Nous avons mené de nombreuses auditions de personnalités diverses, à Paris et à Bruxelles, qui nous ont convaincues que la position des eurodéputés était bien plus pertinente que celle du Conseil pour assurer l'effectivité du devoir de vigilance. Avec Mireille Clapot, nous sommes tombées d'accord sur l'essentiel des recommandations présentées dans le rapport d'information et l'avis politique, même si nous avons aussi quelques points de divergence.
La directive européenne peut avoir un effet systémique, ce qui explique notre engagement sur le sujet. Or, sur plusieurs points essentiels, l'orientation du Conseil risque d'édulcorer le texte, voire de le vider de sa substance.
En particulier, l'exclusion des services financiers du champ des obligations de vigilance n'est pas acceptable : les députés européens, de Renew jusqu'au Groupe de la Gauche (GUE), souhaitent donc les y inclure. Pour rendre la législation opérante, et rester fidèle à ses objectifs, l'inclusion du secteur financier ne saurait être une simple option à la discrétion des États membres, une sorte de devoir de vigilance « à la carte » comme le propose le Conseil.

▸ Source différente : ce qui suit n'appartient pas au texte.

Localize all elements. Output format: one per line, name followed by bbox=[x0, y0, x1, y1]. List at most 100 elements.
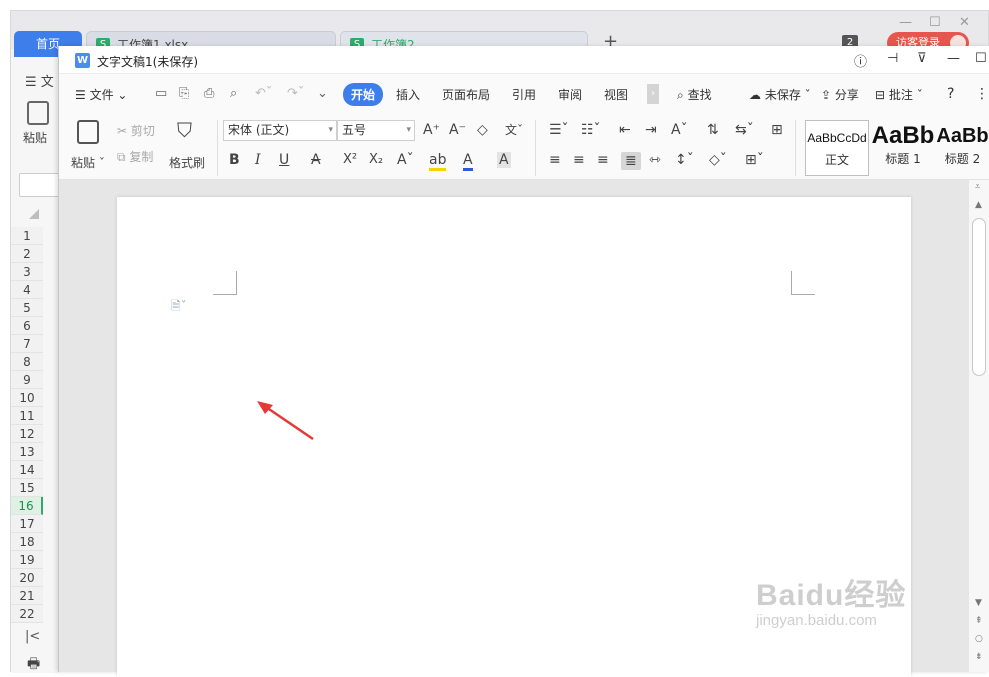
minimize-icon[interactable]: — bbox=[899, 15, 912, 30]
row-header[interactable]: 2 bbox=[11, 245, 43, 263]
bullet-list-icon[interactable]: ☰ˇ bbox=[549, 122, 569, 138]
save-icon[interactable]: ▭ bbox=[155, 86, 167, 101]
row-header[interactable]: 18 bbox=[11, 533, 43, 551]
more-icon[interactable]: ⋮ bbox=[975, 86, 989, 102]
superscript-button[interactable]: X² bbox=[343, 152, 357, 168]
next-page-icon[interactable]: ⇟ bbox=[975, 652, 983, 662]
line-spacing-toggle-icon[interactable]: ⇆ˇ bbox=[735, 122, 754, 138]
export-pdf-icon[interactable]: ⎘ bbox=[179, 86, 189, 101]
minimize-icon[interactable]: — bbox=[947, 51, 960, 66]
row-header[interactable]: 5 bbox=[11, 299, 43, 317]
close-icon[interactable]: ✕ bbox=[959, 15, 970, 30]
font-size-select[interactable]: 五号 ▾ bbox=[337, 120, 415, 141]
unsaved-cloud-button[interactable]: ☁ 未保存 ˇ bbox=[749, 86, 811, 103]
select-browse-object-icon[interactable]: ○ bbox=[975, 634, 983, 644]
paste-icon[interactable] bbox=[77, 120, 99, 144]
previous-page-icon[interactable]: ⇞ bbox=[975, 616, 983, 626]
char-shading-icon[interactable]: A bbox=[497, 152, 511, 168]
scrollbar-thumb[interactable] bbox=[972, 218, 986, 376]
align-left-icon[interactable]: ≡ bbox=[549, 152, 561, 168]
row-header[interactable]: 20 bbox=[11, 569, 43, 587]
maximize-icon[interactable]: ☐ bbox=[975, 51, 987, 66]
row-header[interactable]: 3 bbox=[11, 263, 43, 281]
file-menu[interactable]: ☰ 文件 ⌄ bbox=[75, 86, 127, 103]
style-heading-2[interactable]: AaBb 标题 2 bbox=[935, 120, 989, 176]
search-button[interactable]: ⌕ 查找 bbox=[677, 86, 712, 103]
phonetic-guide-icon[interactable]: 文ˇ bbox=[505, 122, 523, 138]
copy-button[interactable]: ⧉ 复制 bbox=[117, 148, 153, 165]
show-marks-icon[interactable]: ⊞ bbox=[771, 122, 783, 138]
more-tabs-icon[interactable]: › bbox=[647, 84, 659, 104]
row-header[interactable]: 21 bbox=[11, 587, 43, 605]
row-header[interactable]: 7 bbox=[11, 335, 43, 353]
underline-button[interactable]: U bbox=[279, 152, 289, 168]
pin-icon[interactable]: ⊣ bbox=[887, 51, 898, 66]
vertical-scrollbar[interactable]: ⩡ ▲ ▼ ⇞ ○ ⇟ bbox=[969, 180, 989, 672]
align-center-icon[interactable]: ≡ bbox=[573, 152, 585, 168]
undo-icon[interactable]: ↶ˇ bbox=[255, 86, 272, 101]
text-direction-icon[interactable]: Aˇ bbox=[671, 122, 688, 138]
row-header[interactable]: 9 bbox=[11, 371, 43, 389]
bold-button[interactable]: B bbox=[229, 152, 240, 168]
italic-button[interactable]: I bbox=[255, 152, 261, 168]
row-header[interactable]: 15 bbox=[11, 479, 43, 497]
cut-button[interactable]: ✂ 剪切 bbox=[117, 122, 155, 139]
distribute-icon[interactable]: ⇿ bbox=[649, 152, 661, 168]
font-color-icon[interactable]: A bbox=[463, 152, 473, 171]
row-header[interactable]: 11 bbox=[11, 407, 43, 425]
grow-font-icon[interactable]: A⁺ bbox=[423, 122, 440, 138]
select-all-corner[interactable] bbox=[29, 209, 39, 219]
style-heading-1[interactable]: AaBb 标题 1 bbox=[871, 120, 935, 176]
sort-icon[interactable]: ⇅ bbox=[707, 122, 719, 138]
paste-icon[interactable] bbox=[27, 101, 49, 125]
tab-page-layout[interactable]: 页面布局 bbox=[442, 86, 490, 103]
row-header[interactable]: 1 bbox=[11, 227, 43, 245]
shading-icon[interactable]: ◇ˇ bbox=[709, 152, 727, 168]
tab-insert[interactable]: 插入 bbox=[396, 86, 420, 103]
scroll-up-icon[interactable]: ▲ bbox=[975, 200, 982, 210]
row-header[interactable]: 17 bbox=[11, 515, 43, 533]
decrease-indent-icon[interactable]: ⇤ bbox=[619, 122, 631, 138]
line-spacing-icon[interactable]: ↕ˇ bbox=[675, 152, 694, 168]
row-header[interactable]: 12 bbox=[11, 425, 43, 443]
comment-button[interactable]: ⊟ 批注 ˇ bbox=[875, 86, 923, 103]
menu-icon[interactable]: ☰ 文 bbox=[25, 71, 54, 90]
tab-references[interactable]: 引用 bbox=[512, 86, 536, 103]
align-right-icon[interactable]: ≡ bbox=[597, 152, 609, 168]
sheet-settings-icon[interactable]: 🖶 bbox=[27, 653, 40, 677]
help-button[interactable]: ? bbox=[947, 86, 954, 102]
maximize-icon[interactable]: ☐ bbox=[929, 15, 941, 30]
info-icon[interactable]: ⓘ bbox=[854, 51, 867, 70]
row-header[interactable]: 13 bbox=[11, 443, 43, 461]
tab-review[interactable]: 审阅 bbox=[558, 86, 582, 103]
print-icon[interactable]: ⎙ bbox=[204, 86, 214, 101]
numbered-list-icon[interactable]: ☷ˇ bbox=[581, 122, 601, 138]
paragraph-layout-icon[interactable]: 🗎ˇ bbox=[171, 297, 187, 318]
font-name-select[interactable]: 宋体 (正文) ▾ bbox=[223, 120, 337, 141]
row-header[interactable]: 14 bbox=[11, 461, 43, 479]
redo-icon[interactable]: ↷ˇ bbox=[287, 86, 304, 101]
tab-view[interactable]: 视图 bbox=[604, 86, 628, 103]
highlight-icon[interactable]: ab bbox=[429, 152, 447, 171]
paste-button[interactable]: 粘贴 ˇ bbox=[71, 154, 105, 171]
row-header[interactable]: 8 bbox=[11, 353, 43, 371]
scroll-top-icon[interactable]: ⩡ bbox=[975, 182, 980, 192]
row-header[interactable]: 4 bbox=[11, 281, 43, 299]
shrink-font-icon[interactable]: A⁻ bbox=[449, 122, 466, 138]
customize-quick-access-icon[interactable]: ⌄ bbox=[317, 86, 328, 101]
share-button[interactable]: ⇪ 分享 bbox=[821, 86, 859, 103]
row-header[interactable]: 16 bbox=[11, 497, 43, 515]
borders-icon[interactable]: ⊞ˇ bbox=[745, 152, 764, 168]
sheet-nav-icon[interactable]: |< bbox=[25, 629, 40, 644]
subscript-button[interactable]: X₂ bbox=[369, 152, 383, 168]
scroll-down-icon[interactable]: ▼ bbox=[975, 598, 982, 608]
clear-format-icon[interactable]: ◇ bbox=[477, 122, 488, 138]
row-header[interactable]: 6 bbox=[11, 317, 43, 335]
strikethrough-icon[interactable]: A bbox=[311, 152, 321, 168]
cell-name-box[interactable] bbox=[19, 173, 63, 197]
feedback-icon[interactable]: ⊽ bbox=[917, 51, 927, 66]
row-header[interactable]: 10 bbox=[11, 389, 43, 407]
increase-indent-icon[interactable]: ⇥ bbox=[645, 122, 657, 138]
justify-icon[interactable]: ≣ bbox=[621, 152, 641, 170]
format-painter-button[interactable]: 格式刷 bbox=[169, 154, 205, 171]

La position française à ce sujet est ambivalente, mais peut être assez compréhensible lorsque l'on sait que les fonds de pension ont été exclus du champ des obligations de vigilance, ce qui est bien regrettable. Pour autant, il convient de ne pas céder au très fort lobbying des grandes banques systémiques.
À mon sens, la position du Parlement aurait certes pu être plus ambitieuse. Pour l'heure, seuls les clients directs de certaines institutions financières seraient concernés par les obligations de vigilance, et les fonds de pension en seraient exemptés.
Par ailleurs, et nous nous en inquiétons toutes les deux, l'orientation du Conseil retient une conception plus restrictive des conditions d'engagement de la responsabilité civile des entreprises. Le Conseil a en effet introduit les notions « d'intentionnalité et de négligence », ce qui constitue un recul par rapport à la proposition initiale de la Commission. Ceci peut s'expliquer par le fait que la tradition juridique de certains États membres s'éloigne de la conception défendue par la France. Par exemple, la loi allemande sur le devoir de vigilance ne prévoit pas d'engagement de la responsabilité civile des entreprises : seule une autorité administrative, dont l'indépendance est contestée, est chargée de la bonne application de la loi.
En outre, nous regrettons que le Conseil entende décharger les administrateurs de leurs responsabilités dans la mise en œuvre des mesures de vigilance énoncées dans la directive. Au Parlement européen, un amendement de dernière minute, porté par des membres du Parti Populaire européen (PPE), suite à un lobbying très agressif, a conduit à supprimer le principe d'une rémunération variable des administrateurs en fonction de la bonne application du devoir de vigilance, qui avait pourtant fait l'objet d'un accord au sein de la commission des Affaires juridiques du Parlement européen.